Infrastructure and manufacturing led growth in India

Source-Live Mint

Syllabus- GS 3- Indian Economy and issues relating to planning, mobilization, of resources, growth, development and employment.

Context- India needs to create 90 million non-farm jobs by 2030 to avoid economic stagnation.

What is the importance of these two sectors?

  • Construction- 24 million non-farm jobs could come from construction alone by 2030, 16 million from real estate and 8 million from infrastructure.
  • Manufacturing- Thus sector could generate one-fifth of the incremental annual GDP (about $750 billion) and close to 11 million new non-farm jobs by 2030.

How India can trigger construction growth and what are the reforms needed?

To generate its share of employment, the construction sector needs to grow at about 8.5%, nearly double its 4.4% growth rate over financial years 2012-13 to 2018-19. The following steps can trigger this growth-

  1. Spend about 8% of GDP on infrastructure annually for the next 10 years.
  2. Build 25 million affordable homes over the decade.

Reforms required-

  1. Real estate reforms-
  • India could include generously increasing incentives for home-ownership and creating rental stock.
  • Tax incentives– At the central level, substantially raising tax deductions limits on mortgages and rental incomes, as well as introducing tax incentives for investments in rental housing stock could be considered.

For example- The US, which offers tax-deductible interest of up to $750,000 on mortgage loans and an effective low-income housing tax credit incentive.

  • Rationalizing stamp duties and registration fees, introducing regulatory amendments in rent-control policies, launching digitally-enabled, single-window clearances to reduce time delays in affordable housing construction.
  • Bringing the goods and services tax on modern construction methods in line with in-situ buildings.
  1. High land-price-to- average-income ratio– In terms of per square-meter price to per-capita GDP, it is about 6.0 in Mumbai and 3.8 in Bengaluru versus 0.5 in Bangkok and 0.2 in Beijing.

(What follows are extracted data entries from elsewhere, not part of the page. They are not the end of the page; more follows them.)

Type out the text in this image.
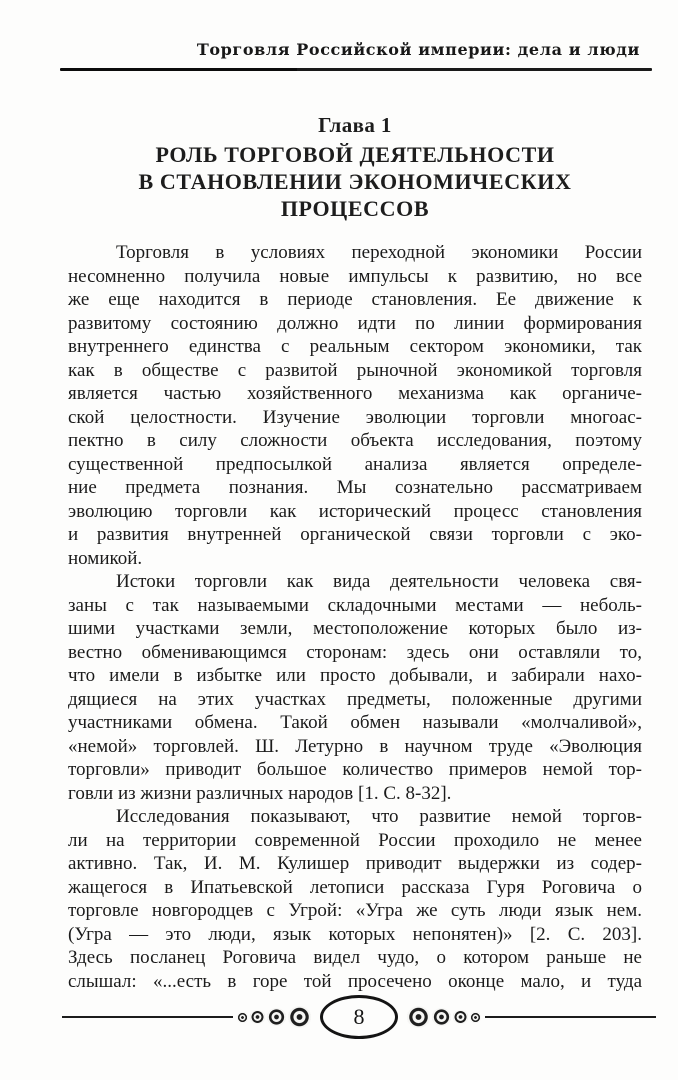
Торговля Российской империи: дела и люди
Глава 1
РОЛЬ ТОРГОВОЙ ДЕЯТЕЛЬНОСТИ
В СТАНОВЛЕНИИ ЭКОНОМИЧЕСКИХ
ПРОЦЕССОВ
Торговля в условиях переходной экономики России
несомненно получила новые импульсы к развитию, но все
же еще находится в периоде становления. Ее движение к
развитому состоянию должно идти по линии формирования
внутреннего единства с реальным сектором экономики, так
как в обществе с развитой рыночной экономикой торговля
является частью хозяйственного механизма как органиче-
ской целостности. Изучение эволюции торговли многоас-
пектно в силу сложности объекта исследования, поэтому
существенной предпосылкой анализа является определе-
ние предмета познания. Мы сознательно рассматриваем
эволюцию торговли как исторический процесс становления
и развития внутренней органической связи торговли с эко-
номикой.
Истоки торговли как вида деятельности человека свя-
заны с так называемыми складочными местами — неболь-
шими участками земли, местоположение которых было из-
вестно обменивающимся сторонам: здесь они оставляли то,
что имели в избытке или просто добывали, и забирали нахо-
дящиеся на этих участках предметы, положенные другими
участниками обмена. Такой обмен называли «молчаливой»,
«немой» торговлей. Ш. Летурно в научном труде «Эволюция
торговли» приводит большое количество примеров немой тор-
говли из жизни различных народов [1. С. 8-32].
Исследования показывают, что развитие немой торгов-
ли на территории современной России проходило не менее
активно. Так, И. М. Кулишер приводит выдержки из содер-
жащегося в Ипатьевской летописи рассказа Гуря Роговича о
торговле новгородцев с Угрой: «Угра же суть люди язык нем.
(Угра — это люди, язык которых непонятен)» [2. С. 203].
Здесь посланец Роговича видел чудо, о котором раньше не
слышал: «...есть в горе той просечено оконце мало, и туда
8
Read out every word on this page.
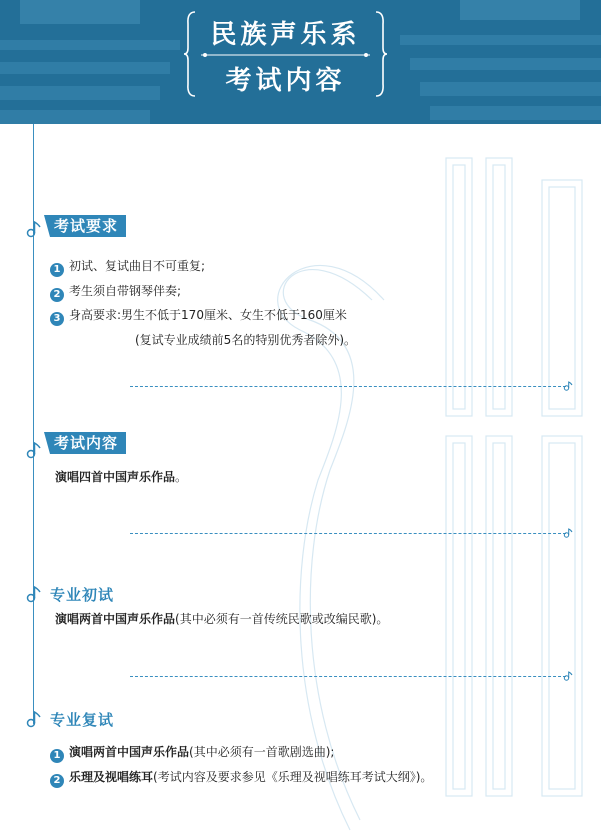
民族声乐系
考试内容
考试要求
1 初试、复试曲目不可重复;
2 考生须自带钢琴伴奏;
3 身高要求:男生不低于170厘米、女生不低于160厘米
(复试专业成绩前5名的特别优秀者除外)。
考试内容
演唱四首中国声乐作品。
专业初试
演唱两首中国声乐作品(其中必须有一首传统民歌或改编民歌)。
专业复试
1 演唱两首中国声乐作品(其中必须有一首歌剧选曲);
2 乐理及视唱练耳(考试内容及要求参见《乐理及视唱练耳考试大纲》)。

To narrow this gap, India could do two things.
  • Release 20 to 25% of underused but buildable public-sector land.
  • Reform zoning regulations in the top 300 cities by population.

What are the proposed ways to turbocharge Manufacturing

  1. Structural reforms– India could introduce targeted, time-bound and conditional incentives to reduce the cost disadvantage that Indian manufacturers face while competing with companies from China and Vietnam, among other countries.
  2. Free trade warehousing zones– Indian states could also create powerful demonstration effects by establishing port-proximate manufacturing clusters that contain free-trade warehousing zones.
  • They could provide land at lower costs, plug-and-play infrastructure, and common utilities, apart from expedited approvals.
  1. Reduction in costs– India also needs to consider reducing its factor costs of power and logistics. Both these costs could be reduced 20–25% by enabling franchised and privatized distribution company models, reducing cross-subsidy surcharges, and establishing multi-modal freight ecosystems.

Way forward-

  • If adequately set up for success, manufacturing and construction could be pivotal in driving India’s growth over the next decade.
  • The government has to introduce sector-specific policies to raise productivity in manufacturing and real estate sectors.